Таким образом, сегодня мы имеем довольно полную картину основных этапов формирования великого куликовского мифа. В подражание СПИ Софонием создается художественное произведение о некой гипотетической великой победе над Степью, над Ордой. После смерти Дмитрия Московского его агиограф, следуя агиографической традиции фиксировать все, что имеет отношение к предмету агиографии, и превращать в факты его биографии не только реальные события, но и, главное, чудеса и слухи о чудесах, вписывает в свое «Слово о житии» наряду с Вожской, также и Куликовскую битву, причем в его сознании, а как следствие и в «Слове о житии», они еще толком не разделены. Поскольку агиография в те времена не отделялась от летописания, а была его составной и важнейшей частью, хотя бы вследствие того, что писались одними и теми же монахами, этот новый «факт биографии» Дмитрия Ивановича естественным образом перекочевал в Летописные повести. Сначала, в краткой редакции Повести, почти не отличаясь от оригинала в «Слове о житии», со временем этот «факт» усилиями московских летописцев обрастает все большими подробностями и, наконец, через столетие в «Сказании» уже предстает развернутым мифом.

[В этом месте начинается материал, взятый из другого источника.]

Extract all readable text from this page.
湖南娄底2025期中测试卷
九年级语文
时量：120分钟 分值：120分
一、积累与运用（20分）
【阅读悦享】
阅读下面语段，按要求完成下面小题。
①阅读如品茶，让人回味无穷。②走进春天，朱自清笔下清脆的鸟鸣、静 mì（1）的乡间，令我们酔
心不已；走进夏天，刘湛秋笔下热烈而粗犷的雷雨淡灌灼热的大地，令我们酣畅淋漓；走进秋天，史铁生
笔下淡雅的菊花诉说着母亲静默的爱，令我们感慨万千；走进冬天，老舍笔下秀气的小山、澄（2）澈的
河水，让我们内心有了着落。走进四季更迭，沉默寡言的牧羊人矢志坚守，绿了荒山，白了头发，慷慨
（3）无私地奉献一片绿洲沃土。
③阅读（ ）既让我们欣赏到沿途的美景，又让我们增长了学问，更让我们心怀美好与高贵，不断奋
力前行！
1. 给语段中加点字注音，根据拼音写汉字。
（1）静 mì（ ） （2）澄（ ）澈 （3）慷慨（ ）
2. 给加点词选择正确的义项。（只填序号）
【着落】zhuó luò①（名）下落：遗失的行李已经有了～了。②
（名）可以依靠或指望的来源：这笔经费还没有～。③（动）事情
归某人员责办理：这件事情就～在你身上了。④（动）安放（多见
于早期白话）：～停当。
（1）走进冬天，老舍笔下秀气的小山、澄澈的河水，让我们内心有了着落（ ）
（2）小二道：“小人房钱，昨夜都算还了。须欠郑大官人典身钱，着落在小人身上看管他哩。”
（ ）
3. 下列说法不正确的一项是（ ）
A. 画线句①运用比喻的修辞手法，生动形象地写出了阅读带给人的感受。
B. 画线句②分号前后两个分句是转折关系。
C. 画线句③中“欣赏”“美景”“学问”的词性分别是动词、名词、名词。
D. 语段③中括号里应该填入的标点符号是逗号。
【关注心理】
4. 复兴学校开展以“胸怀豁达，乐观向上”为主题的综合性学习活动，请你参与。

В целом картина достаточно ясная. Лишь предыстория формирования куликовского мифа все еще остается белым пятном, хотя на этом пятне все же смутно прорисовываются первые пока, может быть, еще неясные контуры. Попытаемся сделать их прорисовку.
Итак, жил-был во второй половине XIV века некий брянский боярин, поэт в душе и такой большой любитель книжной премудрости, что собирал не жалея сил и средств, по тем временам немалых, собственную библиотеку. Дело для рядового боярина совершенно невиданное, но ведь во все времена во всех сословиях встречались нетипичные представители, одни отмеченные сатанинским клеймом, другие — божественной печатью. Почему бы не найтись на всю Русь-матушку хотя бы одному-другому боярину-книголюбу? Вот и нашелся в XIV веке на Брянщине один такой книгочей, который собрал какую-никакую домашнюю библиотечку. Почему именно на Брянщине? Да кто его знает, но, заметим себе, брянская земля в XIV веке была отнюдь не захолустной окраиной и забытой провинцией, а прямой наследницей разоренной Батыем Черниговщины и, тем самым, одной из главных преемниц культурного наследия Киевской Руси. А ведь, как мы помним, именно с черниговской земли ушел в бесславный поход на Дон главный герой СПИ, и именно на черниговской земле СПИ и его герои должны были быть особо почитаемы.
Может быть в том числе и поэтому, когда однажды появилась в библиотечке нашего брянского боярина древняя книга под названием «Слово о полку Игореве», до такой степени пришлась она ему по сердцу, что выучил он эту книжку почти наизусть и возмечтал сам написать нечто подобное. И душа звала, и руки чесались, да вот беда — все не до того было: то дела, то попойки, то баталии; то с ордынцами, то с литвинами, то с московитами. Может быть даже во время долгих застолий пытался он напеть под перебор гуслей своим сотрапезникам какие-то отрывки, рождающиеся в хмельной голове, но утром, когда дрожащая рука тянулась не столько к перу, сколько к ковшу с рассолом, уже и вспомнить-то их было непросто, а там и вовсе выветривались они вместе с остатками хмеля. Так и не было бы боярину счастья, да несчастье помогло, — пришлось после очередного то ли ордынского, то ли литовского, то ли московского разорения бежать в чем мать родила на Рязанщину и ввиду отсутствия на чужбине средств к боярскому существованию перейти к существованию монашескому. Вот тут-то и осуществилась наконец давняя мечта нашего книголюба: в своей тихой монашеской келье при трезвом поневоле житье и благочестивом ничегонеделанье написал-таки бывший боярин свое собственное вожделенное «Слово» по образцу и подобию утерянного при бегстве с родины, но почти дословно сохраненного в памяти любимого СПИ. Ну, что касается подобия, то это, конечно, в меру способностей. Непросто, надо полагать, было дилетанту XIV века тягаться с профессионалом века XII. Хорошо удавались начинающему автору только цитаты из СПИ, которое он, благодаря трезвому уму и ясной еще памяти, помнил едва ли не наизусть. С остальным было сложнее.
Придумывать свой оригинальный сюжет начинающий писатель не стал, взял уже готовый из СПИ. Следуя в своем творчестве за высокочтимым предшественником, новоявленный монах тоже написал про дальний поход на Дон русских князей, возжелавших отведать донской водицы и, конечно же, всенепременно из шлема, чтобы там в Диком поле добыть войску почести, а князю славы и попутно отомстить нехорошим кочевникам за разорение и поругание родной земли. Оставалось только чуть подкорректировать эту канву с учетом реалий своего времени и найти замены действующим лицам среди современников.